El atardecer empezaba a teñir los cerros del Valle Calchaquí y todavía faltaban horas para que La Beriso, la atracción principal del Festival 7 Vacas Rock+Folk, subiera al escenario. Algunos de los espectadores querían asegurarse de estar lo más cerca posible y se ubicaron en primera fila, como lo hicieron tres mujeres de La Banda, Santiago del Estero. Luisa Gómez se presentó como la abuela, Luisa Ponce dijo que era la madre y Milagros Ponce, la hija. Cada una de ellas hizo su parte para ir al festival: la abuela, fanática del grupo de Avellaneda, fue la que impulsó todo; la madre manejó durante horas para llegar a estos cerros y la hija hizo la bandera que luego tirarían al escenario para obsequiarla a los artistas. “Los chicos del staff no podían creer que tengo la remera de la banda”, contaba orgullosa Gómez.
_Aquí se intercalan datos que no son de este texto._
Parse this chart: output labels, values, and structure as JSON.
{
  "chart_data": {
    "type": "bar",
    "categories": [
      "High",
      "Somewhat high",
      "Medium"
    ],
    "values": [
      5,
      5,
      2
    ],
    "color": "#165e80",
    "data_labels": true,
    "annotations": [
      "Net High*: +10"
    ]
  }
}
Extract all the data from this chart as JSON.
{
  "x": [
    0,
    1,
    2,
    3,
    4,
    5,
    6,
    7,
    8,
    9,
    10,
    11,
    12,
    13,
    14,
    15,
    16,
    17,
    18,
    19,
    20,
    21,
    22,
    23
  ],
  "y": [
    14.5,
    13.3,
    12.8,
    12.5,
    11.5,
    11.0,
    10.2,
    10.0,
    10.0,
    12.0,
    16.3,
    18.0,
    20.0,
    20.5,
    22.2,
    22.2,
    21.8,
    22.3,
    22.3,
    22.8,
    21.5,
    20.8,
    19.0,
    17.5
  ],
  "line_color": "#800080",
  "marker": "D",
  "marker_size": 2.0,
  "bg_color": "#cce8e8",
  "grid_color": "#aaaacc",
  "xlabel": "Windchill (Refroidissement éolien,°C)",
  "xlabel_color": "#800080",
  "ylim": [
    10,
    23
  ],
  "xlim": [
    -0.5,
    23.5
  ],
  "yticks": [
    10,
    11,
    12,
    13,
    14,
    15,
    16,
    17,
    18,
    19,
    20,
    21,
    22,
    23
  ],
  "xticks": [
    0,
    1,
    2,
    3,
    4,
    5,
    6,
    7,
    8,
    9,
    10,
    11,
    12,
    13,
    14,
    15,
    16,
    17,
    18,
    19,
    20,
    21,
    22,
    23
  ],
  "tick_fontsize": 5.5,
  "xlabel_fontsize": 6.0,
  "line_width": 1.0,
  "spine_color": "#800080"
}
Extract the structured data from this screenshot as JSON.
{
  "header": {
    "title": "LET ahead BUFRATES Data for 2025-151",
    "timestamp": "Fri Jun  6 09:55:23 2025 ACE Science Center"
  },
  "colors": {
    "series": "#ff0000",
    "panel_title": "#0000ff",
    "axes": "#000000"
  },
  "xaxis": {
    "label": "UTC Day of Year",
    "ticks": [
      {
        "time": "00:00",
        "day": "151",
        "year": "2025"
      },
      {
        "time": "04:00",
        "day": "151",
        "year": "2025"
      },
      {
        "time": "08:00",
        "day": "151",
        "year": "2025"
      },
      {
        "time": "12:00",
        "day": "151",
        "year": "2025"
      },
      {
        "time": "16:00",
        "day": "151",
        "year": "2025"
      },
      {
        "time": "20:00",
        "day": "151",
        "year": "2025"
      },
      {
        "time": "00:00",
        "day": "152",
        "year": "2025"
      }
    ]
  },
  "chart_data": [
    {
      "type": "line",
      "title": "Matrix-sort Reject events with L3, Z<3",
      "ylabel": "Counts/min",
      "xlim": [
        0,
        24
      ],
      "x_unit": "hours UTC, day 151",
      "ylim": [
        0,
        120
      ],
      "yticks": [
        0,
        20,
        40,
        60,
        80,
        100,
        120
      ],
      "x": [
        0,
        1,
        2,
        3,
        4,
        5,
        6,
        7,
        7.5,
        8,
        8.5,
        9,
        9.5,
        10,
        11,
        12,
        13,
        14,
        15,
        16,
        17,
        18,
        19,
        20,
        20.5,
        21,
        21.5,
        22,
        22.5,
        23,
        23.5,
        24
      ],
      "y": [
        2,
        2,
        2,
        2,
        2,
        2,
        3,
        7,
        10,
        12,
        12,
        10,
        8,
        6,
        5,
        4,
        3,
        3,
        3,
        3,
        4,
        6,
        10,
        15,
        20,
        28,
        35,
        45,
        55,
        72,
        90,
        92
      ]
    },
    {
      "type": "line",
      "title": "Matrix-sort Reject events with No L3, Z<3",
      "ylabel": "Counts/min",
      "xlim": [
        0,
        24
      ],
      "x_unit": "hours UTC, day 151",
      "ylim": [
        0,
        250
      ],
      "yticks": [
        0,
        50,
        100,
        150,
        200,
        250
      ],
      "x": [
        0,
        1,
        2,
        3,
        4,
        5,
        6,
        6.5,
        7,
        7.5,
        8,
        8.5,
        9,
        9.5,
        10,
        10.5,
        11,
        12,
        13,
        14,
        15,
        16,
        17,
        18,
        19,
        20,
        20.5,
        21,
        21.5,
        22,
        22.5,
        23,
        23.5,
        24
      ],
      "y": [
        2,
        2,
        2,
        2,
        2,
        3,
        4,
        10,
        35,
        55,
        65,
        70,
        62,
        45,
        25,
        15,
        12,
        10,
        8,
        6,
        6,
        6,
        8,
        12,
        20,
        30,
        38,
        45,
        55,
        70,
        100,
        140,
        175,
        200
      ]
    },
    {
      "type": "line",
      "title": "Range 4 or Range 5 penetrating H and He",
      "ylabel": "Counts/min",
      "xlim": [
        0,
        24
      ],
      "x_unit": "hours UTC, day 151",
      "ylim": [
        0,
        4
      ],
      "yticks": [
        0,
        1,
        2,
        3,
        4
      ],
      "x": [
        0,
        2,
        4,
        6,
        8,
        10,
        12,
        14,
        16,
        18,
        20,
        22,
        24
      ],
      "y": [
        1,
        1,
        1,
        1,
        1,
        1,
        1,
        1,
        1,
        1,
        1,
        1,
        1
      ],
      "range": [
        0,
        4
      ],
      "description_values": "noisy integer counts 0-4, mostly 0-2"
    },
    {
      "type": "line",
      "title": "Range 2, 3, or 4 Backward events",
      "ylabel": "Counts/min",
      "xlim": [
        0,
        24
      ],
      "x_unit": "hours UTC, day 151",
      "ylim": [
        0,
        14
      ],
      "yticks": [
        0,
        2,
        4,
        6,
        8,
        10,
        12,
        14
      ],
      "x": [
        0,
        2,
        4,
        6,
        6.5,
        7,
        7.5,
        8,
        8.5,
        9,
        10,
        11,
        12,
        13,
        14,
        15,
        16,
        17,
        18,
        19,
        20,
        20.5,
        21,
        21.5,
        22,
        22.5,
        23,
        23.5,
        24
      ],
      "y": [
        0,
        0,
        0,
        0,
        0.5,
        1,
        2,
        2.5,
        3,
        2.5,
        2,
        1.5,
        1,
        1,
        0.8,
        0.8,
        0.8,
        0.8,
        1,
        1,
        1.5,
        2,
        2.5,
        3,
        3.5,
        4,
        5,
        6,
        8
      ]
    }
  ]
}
Este fue el primer evento de esa magnitud que se realiza en Colalao del Valle. Y la fusión que sus organizadores pretendían al combinar artistas de diversos géneros en su cartelera (participaron Miss Bolivia, Las 4 Cuerdas, Leandro Robín, La Beriso y Tunay, entre otros) se reflejó en quienes asistieron. Familias y grupos de amigos fueron desde distintos puntos de los Valles Calchaquíes, de la capital y otras ciudades de la provincia y de Santiago del Estero.


Eran las 12 cuando La Beriso subió al escenario. La noche era agradable, en ese momento se indicaban 17º de temperatura. En distintas oportunidades, entre una canción y otra, los fanáticos entonaban el ya conocido cántico de “vamos La Beriso”. Algunos temas, como “No me olvides”, lograron que los espectadores hicieran algunos pogos que podrían considerarse familieros: hermanos, primos, madres e hijos saltaban frente al escenario. Luego cerrarían Tunay y DJ Fede Flores; a las 4, cuando finalizó el show, el público abandonó el lugar sin inconvenientes.


Cuando la banda central todavía estaba en el escenario tuvo lugar uno de los momentos que quedará en la memoria de muchos de los asistentes: la interpretación de “Cómo olvidarme”. Rolando “Rolo” Sartorio cantaba mientras tocaba su guitarra acompañado sólo por el piano. Después de los primeros versos se les sumó el resto de la banda. Cuando Rolo entonó “no puedo olvidarte, no voy a olvidarte/te dije al oído y es una promesa”, el bajista Ezequiel Bolli miró hacia arriba y señaló al cielo del Valle Calchaquí. El mismo valle en el que distintos sectores, y especialmente los emprendedores locales, depositan sus esperanzas.